Judge sides with corrections board in FOIA case; board threatens attorney general with sanctions
In an order that was surprising only for how quickly it was issued, a Pulaski County circuit judge ruled today against attorney General Tim Griffin in his lawsuit against the state Board of Corrections.
Circuit Judge Tim Fox said in his order that Griffin was in violation of the legal and ethical duties of his position and gave the attorney general 30 days to correct his errors or face dismissal of the lawsuit. Griffin sued the corrections board last Friday, alleging it had violated the Arkansas Freedom of Information Act multiple times.
That suit was seen by some as Griffin retaliating against the board for pushing back against Gov. Sarah Sanders’ plan to add hundreds of beds to Arkansas prisons as quickly as possible without approval from the corrections board. Last week, the board voted to suspend Sanders’ corrections secretary, Joe Profiri, and obtained a court order upholding the its constitutional ability to do so. The board hired a Little Rock attorney to represent it, saying Griffin had a conflict of interest.
Griffin in turn sued the corrections board, saying the board had illegally hired outside counsel and violated the FOIA in the process. Griffin’s lawsuit named himself, in his official capacity as attorney general, as the plaintiff and the individual members of the Board of Corrections as defendants.
In a motion filed earlier today, the board said that they would be filing a motion for sanctions against Griffin and Senior Assistant attorney General Christine Cryer based on a lack of factual support for the FOIA lawsuit and Griffin and Cryer’s conflicts of interest in suing the individual corrections board members. (The board’s filing today was not the actual motion for sanctions, but a request that Judge Fox shorten or waive the usual 21-day waiting period required to file such a motion.)
The board’s motion argued that Griffin and Cryer have conflicts of interest because they filed the FOIA suit against the individual board members while simultaneously representing those same board members in other pending litigation. According to court records, the attorney General’s Office represents the Board of Corrections and/or its chairman, Benny Magness, in at least three cases pending in state court. In federal court, Cryer is listed as an attorney of record for all of the individual board members in a case brought by Arkansas Department of Corrections inmates over the prisoners’ access to healthcare during the COVID-19 pandemic.
Fox’s order did not focus on when the corrections board members could file a motion for sanctions and instead took Griffin to task for the procedural and ethical mess that the attorney general’s lawsuit had created.
Fox’s first pointed out that the attorney general is legally required to perform such duties as required by law, including that the attorney general “shall be the attorney for all state officials, departments, institutions, and agencies.” After quoting an Arkansas Court of Appeals decision that held that the attorney general’s office may represent two state entities in a lawsuit against one another “only when the attorney General is not any actual party to the litigation,” Fox laid bare exactly why Griffin’s lawsuit was flawed.
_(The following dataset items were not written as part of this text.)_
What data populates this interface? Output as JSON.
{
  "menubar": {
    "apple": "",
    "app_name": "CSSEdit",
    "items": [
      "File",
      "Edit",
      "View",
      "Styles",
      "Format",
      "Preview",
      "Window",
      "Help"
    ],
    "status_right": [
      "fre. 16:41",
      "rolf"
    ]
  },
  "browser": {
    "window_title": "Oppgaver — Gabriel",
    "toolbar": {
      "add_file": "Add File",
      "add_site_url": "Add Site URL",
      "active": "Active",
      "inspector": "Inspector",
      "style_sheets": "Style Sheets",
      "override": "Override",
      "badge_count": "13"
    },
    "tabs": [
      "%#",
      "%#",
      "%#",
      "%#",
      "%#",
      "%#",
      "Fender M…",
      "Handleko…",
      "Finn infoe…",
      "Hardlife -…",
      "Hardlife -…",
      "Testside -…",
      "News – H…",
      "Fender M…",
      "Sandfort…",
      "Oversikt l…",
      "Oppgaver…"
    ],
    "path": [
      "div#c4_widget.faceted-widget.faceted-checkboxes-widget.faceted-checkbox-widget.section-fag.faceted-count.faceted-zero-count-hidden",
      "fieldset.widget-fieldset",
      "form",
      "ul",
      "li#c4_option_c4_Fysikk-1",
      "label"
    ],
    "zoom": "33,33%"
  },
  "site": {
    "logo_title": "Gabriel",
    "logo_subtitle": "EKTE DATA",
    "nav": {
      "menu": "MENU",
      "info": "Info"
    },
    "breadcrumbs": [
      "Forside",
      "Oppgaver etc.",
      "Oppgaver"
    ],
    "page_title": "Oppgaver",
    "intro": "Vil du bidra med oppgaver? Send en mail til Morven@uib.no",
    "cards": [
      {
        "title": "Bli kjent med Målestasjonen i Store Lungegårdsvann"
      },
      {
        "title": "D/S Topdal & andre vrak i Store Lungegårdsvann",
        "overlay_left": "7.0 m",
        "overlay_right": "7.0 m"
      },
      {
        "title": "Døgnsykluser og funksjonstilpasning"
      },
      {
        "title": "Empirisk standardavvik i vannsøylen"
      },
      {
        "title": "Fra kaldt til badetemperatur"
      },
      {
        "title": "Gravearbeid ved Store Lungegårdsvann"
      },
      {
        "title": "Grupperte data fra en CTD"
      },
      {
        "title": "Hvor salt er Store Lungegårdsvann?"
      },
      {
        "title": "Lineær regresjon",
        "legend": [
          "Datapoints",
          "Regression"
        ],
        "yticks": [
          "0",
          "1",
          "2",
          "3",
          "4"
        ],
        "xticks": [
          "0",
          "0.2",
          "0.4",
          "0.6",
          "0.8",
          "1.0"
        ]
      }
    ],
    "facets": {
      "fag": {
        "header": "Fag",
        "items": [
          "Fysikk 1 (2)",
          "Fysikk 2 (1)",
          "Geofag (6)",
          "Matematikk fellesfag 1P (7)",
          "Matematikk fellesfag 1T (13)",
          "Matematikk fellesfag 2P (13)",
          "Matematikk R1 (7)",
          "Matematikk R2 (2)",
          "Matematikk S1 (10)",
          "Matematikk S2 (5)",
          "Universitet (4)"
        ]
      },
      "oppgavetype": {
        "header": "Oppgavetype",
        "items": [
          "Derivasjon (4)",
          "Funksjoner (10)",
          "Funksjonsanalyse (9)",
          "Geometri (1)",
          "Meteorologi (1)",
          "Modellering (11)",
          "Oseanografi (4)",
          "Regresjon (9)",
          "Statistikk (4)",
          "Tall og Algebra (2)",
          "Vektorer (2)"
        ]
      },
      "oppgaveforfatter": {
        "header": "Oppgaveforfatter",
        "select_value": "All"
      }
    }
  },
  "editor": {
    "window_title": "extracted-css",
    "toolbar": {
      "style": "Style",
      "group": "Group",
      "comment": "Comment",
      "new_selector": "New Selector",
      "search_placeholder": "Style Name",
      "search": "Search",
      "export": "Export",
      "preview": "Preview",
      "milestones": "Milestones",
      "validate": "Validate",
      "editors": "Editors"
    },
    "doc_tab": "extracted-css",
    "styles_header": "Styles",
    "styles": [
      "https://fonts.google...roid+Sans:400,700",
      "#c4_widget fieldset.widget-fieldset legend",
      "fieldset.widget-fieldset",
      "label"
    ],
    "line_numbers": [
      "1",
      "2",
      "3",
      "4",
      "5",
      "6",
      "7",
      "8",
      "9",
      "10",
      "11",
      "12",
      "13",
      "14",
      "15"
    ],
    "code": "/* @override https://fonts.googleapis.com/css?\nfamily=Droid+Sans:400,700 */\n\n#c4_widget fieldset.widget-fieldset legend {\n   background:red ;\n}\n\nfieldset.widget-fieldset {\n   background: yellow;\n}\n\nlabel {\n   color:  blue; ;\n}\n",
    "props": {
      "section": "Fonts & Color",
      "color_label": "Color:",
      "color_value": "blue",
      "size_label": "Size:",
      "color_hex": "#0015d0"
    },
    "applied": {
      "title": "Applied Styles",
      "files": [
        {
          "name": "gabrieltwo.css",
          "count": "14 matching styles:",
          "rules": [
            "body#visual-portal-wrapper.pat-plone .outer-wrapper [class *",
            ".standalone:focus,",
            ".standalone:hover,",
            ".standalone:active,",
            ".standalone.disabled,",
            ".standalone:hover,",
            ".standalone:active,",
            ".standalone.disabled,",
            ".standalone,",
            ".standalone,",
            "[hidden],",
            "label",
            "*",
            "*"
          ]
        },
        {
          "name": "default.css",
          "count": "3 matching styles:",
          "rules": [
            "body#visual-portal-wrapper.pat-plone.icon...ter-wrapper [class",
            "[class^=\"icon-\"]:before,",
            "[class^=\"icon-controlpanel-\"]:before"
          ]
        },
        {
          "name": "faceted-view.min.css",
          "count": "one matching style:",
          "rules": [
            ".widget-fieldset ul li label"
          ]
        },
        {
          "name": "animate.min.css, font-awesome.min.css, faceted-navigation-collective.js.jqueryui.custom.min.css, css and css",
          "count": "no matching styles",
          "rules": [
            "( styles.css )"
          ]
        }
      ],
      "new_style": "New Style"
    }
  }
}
“The case at this junction, from a procedural standpoint, is that the attorney General has sued his own clients, in violation of his duties and responsibilities legislatively mandated to him by the [legislature],” Fox wrote. Moreover, Fox said, “by using his discretion to apparently not invoke the special counsel procedure, [Griffin] is apparently attempting to deliberately deprive his state clients of any legal representation of any nature or kind.”
The “special counsel procedure” refers to a state statute that requires the attorney general to authorize, with approval from the governor, the hiring and payment of an outside attorney to represent a state entity. Griffin has repeatedly complained in recent days that the Board of Corrections was not authorized to hire a private attorney in its lawsuit against Sanders and Profiri regarding its constitutional authority. Fox’s order makes clear just how ridiculous Griffin’s argument on this point is.
Because Griffin “is in clear violation of his mandated constitutional and statutory duty” to either represent the board or invoke the special-counsel procedure,” Fox wrote, “the court is unable to proceed with the merits of this action at this time.”
Clearly, Fox said, the board is “entitled to legal counsel.”
Ultimately, Fox gave Griffin 30 days from today’s order “in which to comply with his constitutional and statutory duty” to either reach an agreement with the board members concerning the authorization and payment of their current special counsel, Abtin Mehdizadegan, or assist the board in obtaining other special counsel to represent them. If Griffin fails to do one of these two things within the 30-day period, Fox ruled, “this case will be dismissed without prejudice” based on Griffin’s violation of his legal duties.
As to Griffin and Cryer’s alleged ethical breaches stemming from their concurrent lawsuit against the board members while representing those board members in other lawsuits, Fox “leaves such issues to the [board members] to address” by filing a complaint with the Arkansas Committee on Professional Conduct if the members wish to do so.